What Not to Eat While Breastfeeding
When you're breastfeeding, there's a lot more that’s on the menu than off — with a few caveats:
- Excessive caffeine: One or two cups of coffee, tea or fizzy drinks a day won’t affect your baby (and during those early, sleep deprived months, it might be just what you need to keep going). More than that, however, may lead to both of you feeling jittery, irritable and sleepless. Also, excessive caffeine has been linked to colic and acid reflux in some babies.
- High-mercury fish: Avoid high-mercury fish including shark, tilefish and mackerel, and limit tuna to canned white, 170 grams per week.
- Choose low -fat dairy and meat
- Processed foods: As a general rule, check labels and try to avoid processed foods that contain long lists of additives.
Foods to watch out for
There are a few additional foods you should consume with care when you’re nursing:
- Herbal remedies. Few studies have been done on the safety of herbal remedies, so little is known how they affect a nursing baby — plus these supplements aren’t regulated by the FDA. To stay safe, ask your doctor before taking any herbal remedy, and think twice before drinking herbal tea or breastfeeding brews. For now, stick to reliable brands in varieties that are considered safe during lactation (orange spice, peppermint, raspberry, red bush, chamomile and rosehip). Read labels carefully to make sure other herbs haven't been added to the brew.
- Some sugar substitutes. When it comes to sugar substitutes, the only one to avoid is saccharine. Otherwise you’ve got plenty of safe choices: Splenda and Equal are all considered safe during lactation (though it’s probably best to use Equal in moderation and avoid entirely if you or your baby have phenylketonuria (PKU).
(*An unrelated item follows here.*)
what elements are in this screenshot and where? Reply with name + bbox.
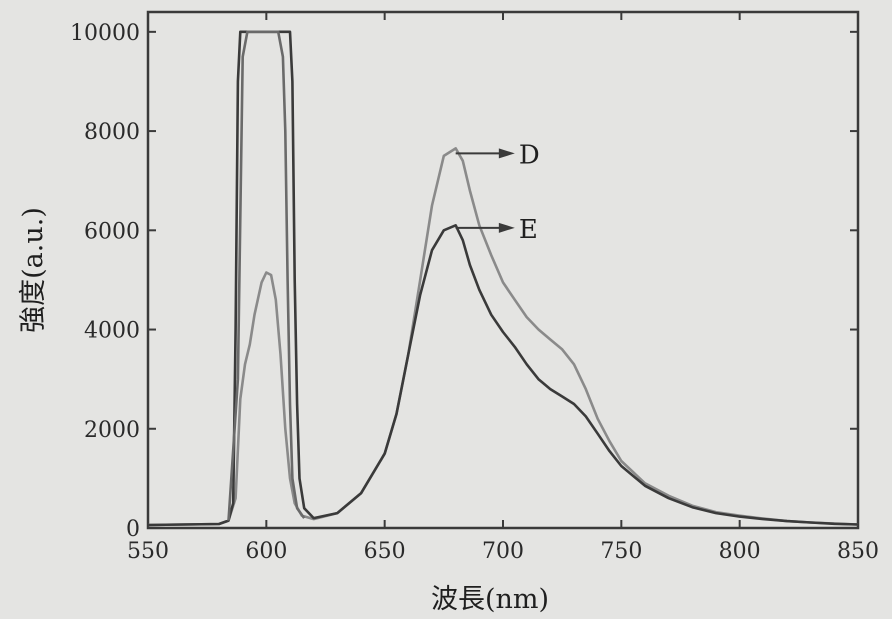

- Non-organic foods. Choose organic fruits, vegetables, dairy, poultry, meat, eggs and grain whenever you have the choice and can afford the usually steeper price. But don’t drive yourself crazy — a small amount of pesticides and other chemicals will end up in your diet despite your best efforts, and that’s OK.
Allergies in breastfed babies
A very few babies (two to three in 100) are actually allergic to foods in their moms’ diets. The most common offender is cow's milk; others are soy, nuts, wheat and peanuts. In addition to extreme fussiness and crying, babies who have a real food allergy will display other symptoms, including:
- Occasional to frequent vomiting
- Loose, watery (or mucousy) stools (possibly tinged with blood)
- Lack of weight gain
- Eczema, hives, wheezing and/or nasal discharge or stuffiness
If think your child might have a food allergy, and especially if you have a family history of allergies, talk to your doctor. He or she will likely recommend eliminating a potential problem food for two to three weeks to check if it’s truly the culprit, but you should not restrict your food intake without proper guidance.